Cymer Advances EUV Source to ASML HVM Acceptance

Along with a flurry of other announcements Cymer Inc . (San Diego) released around the SEMICON West 2007 timeframe was one claiming a victory for its extreme ultraviolet (EUV) lithography source. Toolmaker ASML (Veldhoven, Netherlands) has opted for Cymer's EUV source in high-volume manufacturing tools, signing a multi-year, multi-unit agreement, with the first shipment scheduled for late 2008.

Hand in hand with this ASML agreement, Cymer detailed its latest advances in its laser-produced plasma (LPP) source technology, including reaching a source power of 50 W — double the power output the company had previously announced. Cymer intends to double that output again by the end of the year, ultimately aiming for at least 200 W for volume manufacturing. The 100 W end-of-year goal was previously considered on track for a high-volume EUV scanner, but that has been a moving target. Original estimates depended on ideal resist sensitivities and mirror systems. Lacking those, power requirements could go up by a factor of 2 or 3, according to Nigel Farrar, Cymer's vice president, lithography applications marketing.

Cymer made the switch from a discharge-produced plasma (DPP) source to an LPP source about three years ago, initially using excimer as the drive laser technology and lithium as the target material.¹ The latest incarnation of the EUV source — in operation since June 2006 — uses a multi-staged CO₂ laser and a tin droplet target. Several developers have switched focus from DPP to LPP sources largely because LPP sources are considered to be more scalable and, therefore, more able to create the power needed for high scanner throughputs. They have also switched from primarily xenon targets to tin for its higher conversion efficiency.

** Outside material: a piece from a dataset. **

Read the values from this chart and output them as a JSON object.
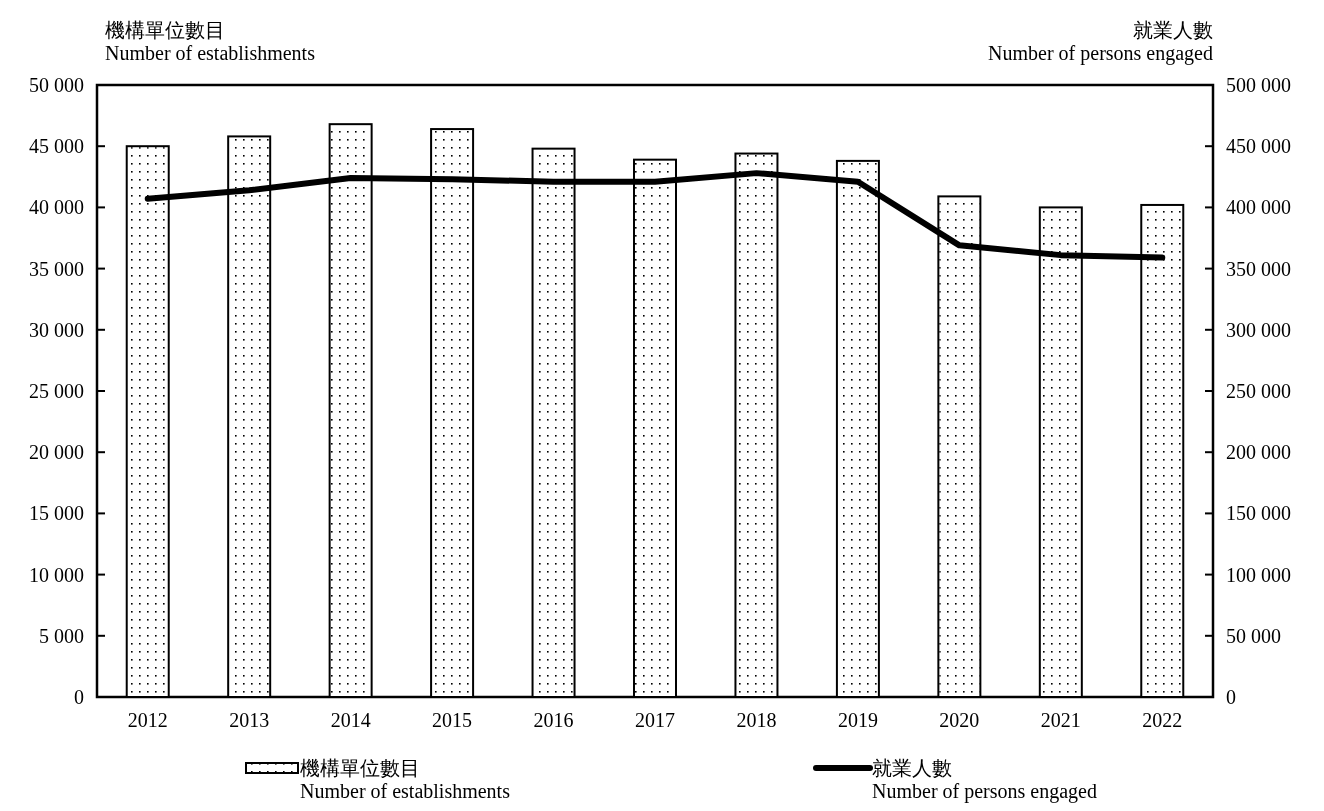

EUV source is a laser-produced plasma (LPP) generated by a CO2 laser on a tin droplet target. (Source: Cymer)

However, tin causes increased concern with debris mitigation and, thus, the lifetime of the expensive multilayer-mirror collector. But Cymer began talking about its improved debris mitigation system earlier this year, and Farrar contends that it is a key part of making EUV technology affordable. Enabling a collector lifetime of about a year, Cymer is "pretty far ahead of the others," he said. Cymer has also demonstrated its source on actual tin droplets, rather than the larger tin surfaces that are typically being used.

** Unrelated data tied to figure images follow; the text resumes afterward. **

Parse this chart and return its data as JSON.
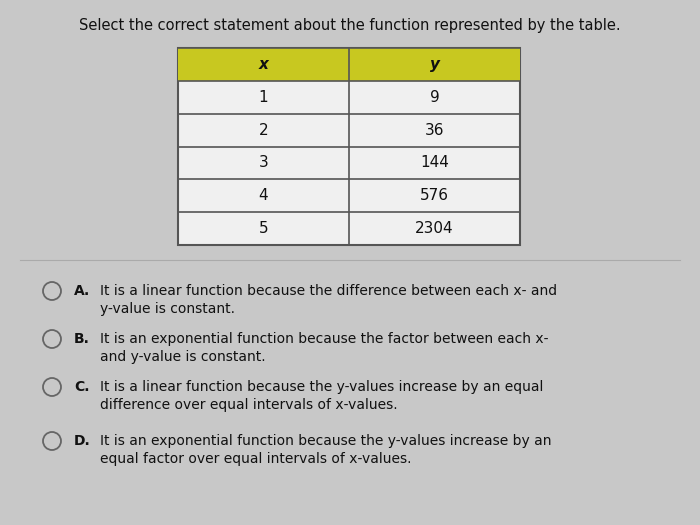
{
  "title": "Select the correct statement about the function represented by the table.",
  "title_fontsize": 10.5,
  "background_color": "#c8c8c8",
  "table_header_color": "#c8c820",
  "table_border_color": "#555555",
  "table_bg_color": "#f0f0f0",
  "table_x_values": [
    "1",
    "2",
    "3",
    "4",
    "5"
  ],
  "table_y_values": [
    "9",
    "36",
    "144",
    "576",
    "2304"
  ],
  "table_headers": [
    "x",
    "y"
  ],
  "option_texts": [
    [
      "It is a linear function because the difference between each x- and",
      "y-value is constant."
    ],
    [
      "It is an exponential function because the factor between each x-",
      "and y-value is constant."
    ],
    [
      "It is a linear function because the y-values increase by an equal",
      "difference over equal intervals of x-values."
    ],
    [
      "It is an exponential function because the y-values increase by an",
      "equal factor over equal intervals of x-values."
    ]
  ],
  "option_labels": [
    "A.",
    "B.",
    "C.",
    "D."
  ],
  "text_color": "#111111",
  "circle_color": "#666666"
}
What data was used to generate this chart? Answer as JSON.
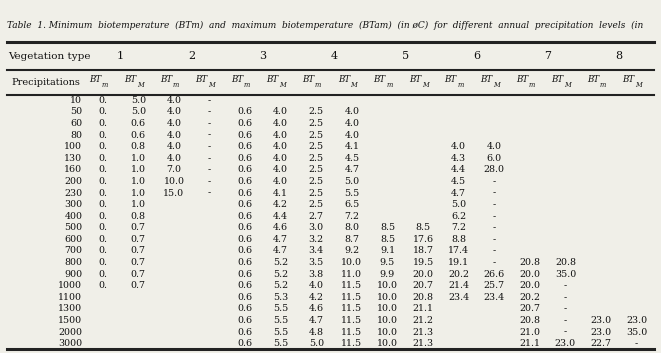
{
  "title": "Table  1. Minimum  biotemperature  (BTm)  and  maximum  biotemperature  (BTam)  (in øC)  for  different  annual  precipitation  levels  (in",
  "rows": [
    [
      "10",
      "0.",
      "5.0",
      "4.0",
      "-",
      "",
      "",
      "",
      "",
      "",
      "",
      "",
      "",
      "",
      "",
      "",
      ""
    ],
    [
      "50",
      "0.",
      "5.0",
      "4.0",
      "-",
      "0.6",
      "4.0",
      "2.5",
      "4.0",
      "",
      "",
      "",
      "",
      "",
      "",
      "",
      ""
    ],
    [
      "60",
      "0.",
      "0.6",
      "4.0",
      "-",
      "0.6",
      "4.0",
      "2.5",
      "4.0",
      "",
      "",
      "",
      "",
      "",
      "",
      "",
      ""
    ],
    [
      "80",
      "0.",
      "0.6",
      "4.0",
      "-",
      "0.6",
      "4.0",
      "2.5",
      "4.0",
      "",
      "",
      "",
      "",
      "",
      "",
      "",
      ""
    ],
    [
      "100",
      "0.",
      "0.8",
      "4.0",
      "-",
      "0.6",
      "4.0",
      "2.5",
      "4.1",
      "",
      "",
      "4.0",
      "4.0",
      "",
      "",
      "",
      ""
    ],
    [
      "130",
      "0.",
      "1.0",
      "4.0",
      "-",
      "0.6",
      "4.0",
      "2.5",
      "4.5",
      "",
      "",
      "4.3",
      "6.0",
      "",
      "",
      "",
      ""
    ],
    [
      "160",
      "0.",
      "1.0",
      "7.0",
      "-",
      "0.6",
      "4.0",
      "2.5",
      "4.7",
      "",
      "",
      "4.4",
      "28.0",
      "",
      "",
      "",
      ""
    ],
    [
      "200",
      "0.",
      "1.0",
      "10.0",
      "-",
      "0.6",
      "4.0",
      "2.5",
      "5.0",
      "",
      "",
      "4.5",
      "-",
      "",
      "",
      "",
      ""
    ],
    [
      "230",
      "0.",
      "1.0",
      "15.0",
      "-",
      "0.6",
      "4.1",
      "2.5",
      "5.5",
      "",
      "",
      "4.7",
      "-",
      "",
      "",
      "",
      ""
    ],
    [
      "300",
      "0.",
      "1.0",
      "",
      "",
      "0.6",
      "4.2",
      "2.5",
      "6.5",
      "",
      "",
      "5.0",
      "-",
      "",
      "",
      "",
      ""
    ],
    [
      "400",
      "0.",
      "0.8",
      "",
      "",
      "0.6",
      "4.4",
      "2.7",
      "7.2",
      "",
      "",
      "6.2",
      "-",
      "",
      "",
      "",
      ""
    ],
    [
      "500",
      "0.",
      "0.7",
      "",
      "",
      "0.6",
      "4.6",
      "3.0",
      "8.0",
      "8.5",
      "8.5",
      "7.2",
      "-",
      "",
      "",
      "",
      ""
    ],
    [
      "600",
      "0.",
      "0.7",
      "",
      "",
      "0.6",
      "4.7",
      "3.2",
      "8.7",
      "8.5",
      "17.6",
      "8.8",
      "-",
      "",
      "",
      "",
      ""
    ],
    [
      "700",
      "0.",
      "0.7",
      "",
      "",
      "0.6",
      "4.7",
      "3.4",
      "9.2",
      "9.1",
      "18.7",
      "17.4",
      "-",
      "",
      "",
      "",
      ""
    ],
    [
      "800",
      "0.",
      "0.7",
      "",
      "",
      "0.6",
      "5.2",
      "3.5",
      "10.0",
      "9.5",
      "19.5",
      "19.1",
      "-",
      "20.8",
      "20.8",
      "",
      ""
    ],
    [
      "900",
      "0.",
      "0.7",
      "",
      "",
      "0.6",
      "5.2",
      "3.8",
      "11.0",
      "9.9",
      "20.0",
      "20.2",
      "26.6",
      "20.0",
      "35.0",
      "",
      ""
    ],
    [
      "1000",
      "0.",
      "0.7",
      "",
      "",
      "0.6",
      "5.2",
      "4.0",
      "11.5",
      "10.0",
      "20.7",
      "21.4",
      "25.7",
      "20.0",
      "-",
      "",
      ""
    ],
    [
      "1100",
      "",
      "",
      "",
      "",
      "0.6",
      "5.3",
      "4.2",
      "11.5",
      "10.0",
      "20.8",
      "23.4",
      "23.4",
      "20.2",
      "-",
      "",
      ""
    ],
    [
      "1300",
      "",
      "",
      "",
      "",
      "0.6",
      "5.5",
      "4.6",
      "11.5",
      "10.0",
      "21.1",
      "",
      "",
      "20.7",
      "-",
      "",
      ""
    ],
    [
      "1500",
      "",
      "",
      "",
      "",
      "0.6",
      "5.5",
      "4.7",
      "11.5",
      "10.0",
      "21.2",
      "",
      "",
      "20.8",
      "-",
      "23.0",
      "23.0"
    ],
    [
      "2000",
      "",
      "",
      "",
      "",
      "0.6",
      "5.5",
      "4.8",
      "11.5",
      "10.0",
      "21.3",
      "",
      "",
      "21.0",
      "-",
      "23.0",
      "35.0"
    ],
    [
      "3000",
      "",
      "",
      "",
      "",
      "0.6",
      "5.5",
      "5.0",
      "11.5",
      "10.0",
      "21.3",
      "",
      "",
      "21.1",
      "23.0",
      "22.7",
      "-"
    ]
  ],
  "bg_color": "#f0efe8",
  "line_color": "#222222"
}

In August of last year, ASML delivered two alpha demo tools (ADTs) — one to IMEC (Leuven, Belgium) and the other to the College of Nanoscale Science and Engineering (CNSE) at the University at Albany (N.Y.). Those tools are currently equipped with DPP sources from Philips Xtreme UV GmbH (Aachen, Germany). But word is the tools were unable to perform at the levels required even for research projects. In a conversation with Semiconductor International at SEMICON West 2007, IMEC's Ludo Deferm said that the DPP source resulted in a scanner output of only 0.2 wph. He said that program partners were asking IMEC to speed things up, but they were limited by the source.

Cymer set its EUV source roadmap at the beginning of last year, Farrar said, and has hit each mark since. He speaks with confidence, therefore, about his company's ability to get to 200–225 W in the not-so-distant future. The latest advances show where the improvements need to be made to get there, he said.

But now the work has begun to integrate the 10–15 different technologies that need to come together to make the EUV source ready for ASML's production scanner. One tricky aspect of the integration scheme will be to minimize the number of bounces that the EUV beam has to make off of various optical elements, meaning that the source will no longer be allowed to wind its way to the scanner from the subfab, Farrar said. Engineers must come up with an optimal illumination scheme for the source characteristics. "You certainly need the plasma source very close to the exposure tool," he noted.

With the multilayer mirrors, the best reflectivity that's been achieved is ~69%. Normal and grazing incidences are best, Farrar said, and if the beam angle is changed, that reflectivity goes down, meaning there's not much freedom to redirect the beam.

Cymer engineers will have their work cut out for them over the next 16 months or so, Farrar noted, adding, however, that they are well on track to meet ASML's schedule.